Борис Горбачевский - Ржевская мясорубка. Время отваги. Задача — выжить!
Ивана называли «молчуном», и это правда, он был не очень разговорчив. Но мы сдружились. До сих пор я храню фотографию 1943 года, сделанную где-то в смоленских лесах, мы сняты вместе: несколько комсоргов полков и батальонов.

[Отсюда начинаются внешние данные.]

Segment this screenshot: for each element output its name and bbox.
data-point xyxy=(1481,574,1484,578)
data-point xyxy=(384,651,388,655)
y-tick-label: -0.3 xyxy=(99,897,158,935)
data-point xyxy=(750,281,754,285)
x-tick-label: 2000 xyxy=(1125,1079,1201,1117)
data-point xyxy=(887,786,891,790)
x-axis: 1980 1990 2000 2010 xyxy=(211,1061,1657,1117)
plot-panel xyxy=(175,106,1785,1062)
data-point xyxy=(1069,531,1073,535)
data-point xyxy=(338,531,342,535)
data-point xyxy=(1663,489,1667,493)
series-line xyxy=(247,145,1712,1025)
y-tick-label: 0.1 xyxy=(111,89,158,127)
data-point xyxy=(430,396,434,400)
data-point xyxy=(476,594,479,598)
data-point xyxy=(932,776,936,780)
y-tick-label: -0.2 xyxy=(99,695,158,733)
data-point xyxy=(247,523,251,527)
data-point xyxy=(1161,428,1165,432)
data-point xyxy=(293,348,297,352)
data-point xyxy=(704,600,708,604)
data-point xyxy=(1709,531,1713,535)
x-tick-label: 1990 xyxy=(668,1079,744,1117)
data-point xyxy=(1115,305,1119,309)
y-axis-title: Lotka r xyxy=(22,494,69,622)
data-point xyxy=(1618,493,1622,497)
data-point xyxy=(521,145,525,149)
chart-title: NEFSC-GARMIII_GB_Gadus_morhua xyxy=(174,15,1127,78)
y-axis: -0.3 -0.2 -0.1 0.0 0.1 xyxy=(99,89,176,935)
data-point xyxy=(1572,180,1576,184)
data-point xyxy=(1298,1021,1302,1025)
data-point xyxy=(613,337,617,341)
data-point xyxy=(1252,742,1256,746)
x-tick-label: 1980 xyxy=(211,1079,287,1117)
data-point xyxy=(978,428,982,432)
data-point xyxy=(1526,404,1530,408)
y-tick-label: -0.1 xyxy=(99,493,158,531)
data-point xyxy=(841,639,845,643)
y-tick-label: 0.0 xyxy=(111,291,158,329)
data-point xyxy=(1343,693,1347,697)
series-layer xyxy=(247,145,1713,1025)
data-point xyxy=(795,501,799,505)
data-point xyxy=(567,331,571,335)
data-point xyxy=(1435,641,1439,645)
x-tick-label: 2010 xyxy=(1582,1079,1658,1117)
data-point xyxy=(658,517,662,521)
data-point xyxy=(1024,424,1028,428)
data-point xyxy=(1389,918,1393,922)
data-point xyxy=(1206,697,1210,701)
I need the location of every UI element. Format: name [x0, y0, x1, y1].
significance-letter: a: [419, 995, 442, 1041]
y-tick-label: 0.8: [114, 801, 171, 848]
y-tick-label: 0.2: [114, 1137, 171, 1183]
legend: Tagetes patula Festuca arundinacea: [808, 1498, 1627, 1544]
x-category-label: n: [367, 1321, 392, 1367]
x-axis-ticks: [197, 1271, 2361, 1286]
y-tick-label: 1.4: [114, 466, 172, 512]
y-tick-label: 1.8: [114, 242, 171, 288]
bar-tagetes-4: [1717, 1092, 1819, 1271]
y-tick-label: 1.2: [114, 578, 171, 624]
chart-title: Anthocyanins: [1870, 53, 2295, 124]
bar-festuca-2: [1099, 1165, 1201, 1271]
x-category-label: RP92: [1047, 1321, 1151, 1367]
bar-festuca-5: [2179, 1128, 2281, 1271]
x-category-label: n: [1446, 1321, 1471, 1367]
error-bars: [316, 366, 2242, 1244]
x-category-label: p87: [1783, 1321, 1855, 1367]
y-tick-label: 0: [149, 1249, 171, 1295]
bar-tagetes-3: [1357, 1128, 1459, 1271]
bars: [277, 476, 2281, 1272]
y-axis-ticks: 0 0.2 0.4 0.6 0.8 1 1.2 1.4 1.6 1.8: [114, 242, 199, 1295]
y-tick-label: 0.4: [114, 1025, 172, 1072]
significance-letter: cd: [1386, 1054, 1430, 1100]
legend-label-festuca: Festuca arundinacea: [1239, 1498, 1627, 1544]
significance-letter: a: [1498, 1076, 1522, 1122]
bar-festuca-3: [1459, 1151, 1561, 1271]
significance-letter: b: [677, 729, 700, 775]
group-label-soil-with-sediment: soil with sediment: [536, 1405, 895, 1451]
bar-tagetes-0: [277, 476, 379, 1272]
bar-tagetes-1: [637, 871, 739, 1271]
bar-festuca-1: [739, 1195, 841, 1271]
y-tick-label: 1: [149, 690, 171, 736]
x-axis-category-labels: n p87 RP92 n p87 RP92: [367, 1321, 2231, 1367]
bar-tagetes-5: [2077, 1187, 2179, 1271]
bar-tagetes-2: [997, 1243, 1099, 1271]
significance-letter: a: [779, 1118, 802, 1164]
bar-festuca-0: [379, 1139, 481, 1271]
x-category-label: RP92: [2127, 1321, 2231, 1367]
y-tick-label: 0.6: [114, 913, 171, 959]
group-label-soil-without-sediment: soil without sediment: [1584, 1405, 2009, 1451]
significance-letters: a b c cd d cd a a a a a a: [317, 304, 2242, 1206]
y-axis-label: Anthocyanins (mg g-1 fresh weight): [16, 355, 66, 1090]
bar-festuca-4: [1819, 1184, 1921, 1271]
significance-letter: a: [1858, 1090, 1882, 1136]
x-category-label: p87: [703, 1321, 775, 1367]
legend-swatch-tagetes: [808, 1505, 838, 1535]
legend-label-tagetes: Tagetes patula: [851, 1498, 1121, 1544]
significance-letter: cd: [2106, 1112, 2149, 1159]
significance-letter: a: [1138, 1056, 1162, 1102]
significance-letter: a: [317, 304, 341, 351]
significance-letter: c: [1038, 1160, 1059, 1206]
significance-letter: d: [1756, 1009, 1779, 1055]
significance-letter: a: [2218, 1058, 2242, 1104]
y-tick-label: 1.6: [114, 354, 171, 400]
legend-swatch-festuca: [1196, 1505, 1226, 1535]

Родился Иван Скоропуд в Полтаве, в семье учителя. Жили они по соседству с писателем Короленко. Отец Вани иногда помогал соседу по хозяйству, а писатель нередко приглашал его на свои литературные четверги. Под влиянием отца Ваня увлекся украинской литературой и почувствовал вкус к удивительному украинскому фольклору, полюбил он и мелодичные народные песни, их часто пели в семье. Он много читал, знал наизусть поэму «Энеида» украинского поэта-классика Котляревского, любил стихи Леси Украинки. Вот этот момент нас и сблизил. Я тоже знал «Энеиду» и любил стихи Леси Украинки: в харьковской школе, где я учился, украинскую литературу преподавал высочайший интеллигент Василий Иванович Сокол — великолепный педагог, знаток украинской литературы, драматург, несколько его пьес играли в харьковских театрах.
Когда началась война, многие покинули Полтаву. Семья Скоропудов эвакуировалась в Новосибирск. Но отец Ивана остался — ради своих учеников. Немецкий комендант получил донос на учителя, его обвиняли в том, что в революцию он поддерживал контакты с писателем Короленко — защитником евреев, в качестве доказательства приводилось знаменитое «Дело Бейлиса». Недолго думая, обер-лейтенант принял решение: «В назидание другим — повесить». Об этом факте я узнал после войны, в 70-е годы, когда моя жена по делам службы ездила в Полтаву.
В армии Иван Скоропуд стал санинструктором. Во время битвы за Москву он показал себя храбрецом: вынес под огнем с поля боя 86 раненых. 5 марта 1942 года санинструктора наградили орденом Ленина. Во всей дивизии он один имел столь высокую награду. Комиссар дивизии Дубовской, вручая герою орден, посоветовал Ивану вступить в партию и рекомендовал его на комсомольскую работу. Так Иван Скоропуд стал комсоргом батальона.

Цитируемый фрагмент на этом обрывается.